INSTITUCIONAL – O fundo poderá vincular-se a qualquer órgão, seja da administração descentralizada do Executivo municipal. O critério de escolha deverá considerar a pertinência das competências e atribuições desse órgão para com as finalidades do fundo. Não impede que a opção recaia sobre a criação de um novo órgão para esses fins. (Acrescento: O próprio FUNDO ESPECIAL) (grifo e comentário nosso). – Alerta-se, todavia, sobre a necessidade de verificar-se a sua conveniência, tendo em conta o peso do custeio operacional em relação ao volume de instrumentos previstos para o fundo. (...........)
 4.3. AUTONOMIA FINANCEIRA E ADMINISTRATIVA – O Fundo não tem personalidade jurídica, o que não exclui a possibilidade de outorgar-lhe a autonomia financeira e por decorrência administrativa (que poderá se dar através da criação de um Conselho Deliberativo), com orçamento de contabilidade próprio. Neste caso, cabe observar que a descentralização das decisões, por delegação destas aos gestores do Fundo, deverá implicar na descentralização das decisões, por delegação destas aos gestores do Fundo, deverá implicar na descentralização dos recursos financeiros e outros, obedecendo a uma programação periódica, aprovada previamente por decreto do Executivo Municipal.
A descentralização do processo decisório poderá, por conveniência da administração municipal, ser acompanhada do controle orçamentário e financeiro sobre as despesas e receitas do fundo.
(.......).
Necessário se torna esclarecer que, nos municípios menores, o controle deve ser centralizado como forma de reduzir e agilizar a execução dos gastos, enquanto naqueles maiores, devido a maior complexidade de suas atividades, o controle poderá ser descentralizado.”

V – CONCLUSÕES:

19. Por todas estas argumentações e, considerando a autonomia que tem o Município, que lhe foi outorgado através da Constituição Federal, para sua auto-organização, um Fundo Especial poderá ser caracterizado como órgão, desde que, para tal, haja a necessidade para a gestão das atividades a serem custeadas pelo mesmo. Tal caracterização como órgão está com a previsão do cargo de Administrador do Fundo Especial que, de fato é o seu gestor dentro das prerrogativas legais e Regimentais e, ainda, pelo próprio Regulamento do Fundo.

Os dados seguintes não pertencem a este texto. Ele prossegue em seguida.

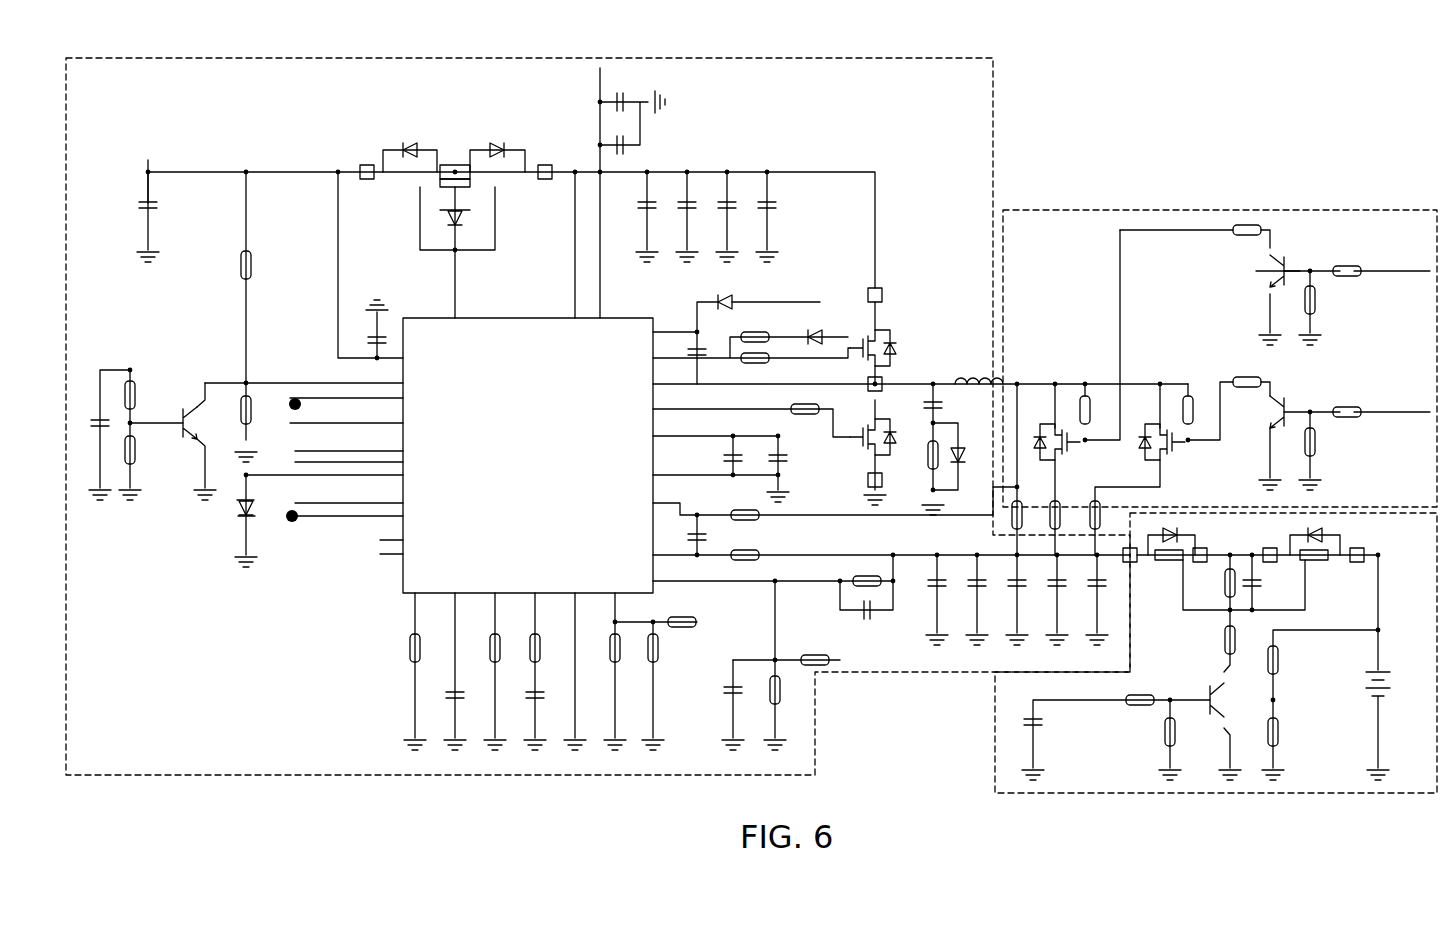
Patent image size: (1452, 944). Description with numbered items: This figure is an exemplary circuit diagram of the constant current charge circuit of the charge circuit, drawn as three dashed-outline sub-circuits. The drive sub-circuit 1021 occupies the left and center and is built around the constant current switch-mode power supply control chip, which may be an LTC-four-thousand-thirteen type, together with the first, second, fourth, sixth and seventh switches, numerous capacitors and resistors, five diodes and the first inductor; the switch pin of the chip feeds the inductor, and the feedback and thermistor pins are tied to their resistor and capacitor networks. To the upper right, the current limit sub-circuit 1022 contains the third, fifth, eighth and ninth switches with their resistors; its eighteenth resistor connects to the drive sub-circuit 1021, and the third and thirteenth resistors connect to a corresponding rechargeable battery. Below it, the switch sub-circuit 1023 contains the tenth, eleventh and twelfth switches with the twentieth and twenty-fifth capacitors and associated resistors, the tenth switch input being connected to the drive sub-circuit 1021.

The drive sub-circuit 1021 is at (993, 150).
The current limit sub-circuit 1022 is at (1222, 210).
The switch sub-circuit 1023 is at (995, 772).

20. Incontestavelmente, um Fundo Especial, com contabilidade própria e, conjunto de atividades e projetos para a sua execução, poderá ser, também, a depender do volume de ações e da necessidade de descentralização e delegação para o comando e execução de tais ações, reconhecido como Unidade Orçamentária, principalmente, quando este é reconhecido como órgão. Inclusive, esta é a maior tendência, dentro dos pressupostos da Lei 4.320/64.

21. Sob o ponto de vista legal, o Parecer Normativo nº 004/96, do Egrégio Tribunal de Contas dos Municípios é um instrumento meramente de estudos e de orientação sob alguns aspectos, aqui não abordados, e que de fato estão corretos, à exceção do que aqui atacamos através de breves estudos e justificativas. Portanto, não tem tal Parecer Normativo, o caráter impositivo ou imperativo. Pois, que, seria contrariar dispositivos constitucionais sobre a autonomia municipal e, ainda, contrariar princípios lógicos e científicos das teorias do desenvolvimento organizacional.

22. Concluímos por fim, que um Fundo Especial, seja Municipal, Estadual ou Federal, poderá ser um órgão e unidade orçamentária, desde que, haja a necessidade de assim ser implantado ou ser transformado, a depender do grau de autonomia que o Município pretenda dar, por Lei e por seus atos regulamentares que o completa (Decretos, Resoluções, Regimentos e Portarias).

Juazeiro, Bahia, em 30 de janeiro de 2017.